Americanah is a novel with great deal of vitally important things to say about the role of race and gender in America juxtaposed with class and gender in Nigeria. What is Americanah? It is the way of being that Nigerians bring back to Nigeria after being in America for a prolonged period of time. In the case of Chimamanda Ngozi Adichie’s character Ifemelu, it is a personal feeling of loneliness and the suspicion that one no longer belongs or fits in either place. Americanah, like most of the novel, is multifaceted, and it is to Adichie’s credit that the novel carries such a firm grasp of dimensions in not only people, but ideas. Yet, it is this very dimension of the novel that is most interesting, as Ifemelu’s feelings of being trapped within what society expects of her or at the very least what she can do within society without truly upsetting the rigid structure that upholds systemic racism are what makes the novel devastating in reflection, as it is a nagging thought as to whether or not Ifemelu accomplishes her goals.
Americanah, to be clear, is the story of Ifemelu and Obinze- though Ifemelu is the major focus of the story- two young lovers in Nigeria who are separated from one another when Ifemelu begins going to school in America and Obinze must stay behind. When silence begins to grow between them due to Ifemelu’s inability to talk to Obinze about taking a small job as an escort when she was at the end of her rope financially, they each begin two distinctly different lives, Ifemelu becoming obsessed with the idea of race in America and Obinze moving to England and simply attempting to stay afloat above poverty and keep his residency legal. What is shared between them, even when they do not speak, is a shared experience of all humans: the feeling of not belonging. Both highly intelligent characters, Ifem and Obinze see through people and struggle to stay happy in a world that they cannot truly identify to people as who they truly are: Obinze due to his need to take a fake name to work in England, and Ifem, after finding a job in which she did not have to have a fake name, living a life in which she is surrounded by people who do not tell the truth as she understands it. She begins to see race as this thing that haunts every interaction Americans have.

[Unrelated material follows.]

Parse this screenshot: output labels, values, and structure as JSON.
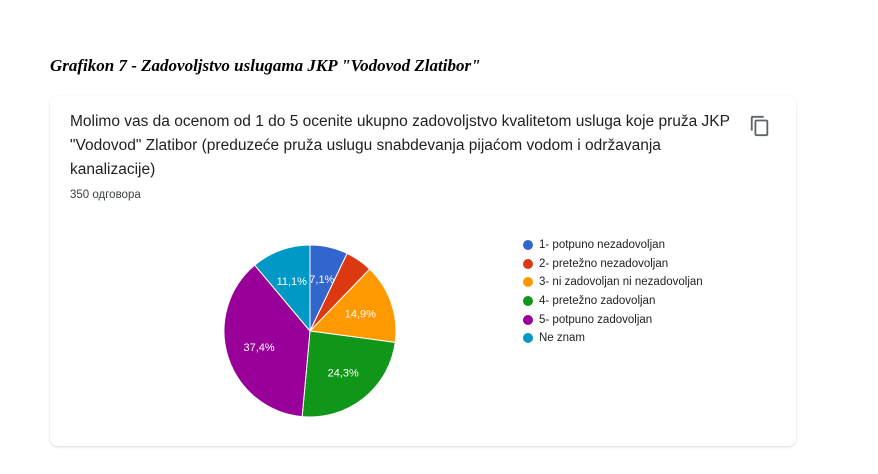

This haunting is strange to her as a Nigerian, as she never felt her skin color beyond beauty standards until she arrived in America. As her observations and interactions with people begin to mount, she begins a blog in which she describes race relations in America from a “non-American Black’s” perspective. The posts she writes are sprinkled throughout the novel, usually at the end of chapters, with the occasional one in the middle of a chapter if it directly relates to the situation Ifem was most recently dealing with. These posts are incredibly interesting, written without jargon and with clear meaning and challenging intent. Yet, I cannot help but wonder if the structure in which they are present could be used more effectively. Often they simply appear, as from thin air, at the end of a chapter. At times they directly relate to the situation at hand, but other moments, despite how interesting they are, a read may find themselves puzzled as to why the post is necessarily here or there.
And in the end, this is perhaps the main issue I kept having with Americanah, that I did not understand the structure of it. It did not read much like a novel as much as it did a collection of happenings to someone. Ifemelu was a great character to be around and learn from, but when the novel left her for Obinze, even for a just a chapter or two, it undeniably lost some of its steam. Obinze really maintained his interest only around Ifemelu, who was truly the electric character of the novel. While I appreciated the actual love story of Ifem and Obinze, I also think it was irrelevant. That if Obinze did not exist in the novel, I’m not sure the novel changes that much. If anything it becomes better. But, this is essentially the point of Americanah, what is Ifem to do when the only place she has ever belonged whatsoever was in the company of Obinze? Americanah, once one has adopted it, is nearly a perpetual state of being an outsider, whether it be around American people of color or Nigerian.
Americanah, while having its faults in my eyes, is most importantly a challenging novel. Not in the way that the novels such as Gravity’s Rainbow or Ulysses are, but in what it is about. In a way few writings do, it cuts to the heart of the matter on American racism and class structure in a way that many will not only find upsetting, but will likely cause real, tangible anger. In that sense, it does exactly what art is supposed to be doing: challenging and changing us, provoking some sort of response to a call we may or may not be ready to hear.
Recommended to: Those with real interest in racism in America. Do not step into Americanah expecting a story that will sweep you away, if anything the novel has no plot whatsoever while maintaining the aesthetic of having one. Instead, step into it expecting vignettes and meditations that can change the way you think.
Avoid as if it is a Facebook argument about the nature of the Bible: If I told anyone to avoid this I would be angry with myself. This is truly an important read that goes beyond any grumblings I have about structure of novels. What could be more irrelevant?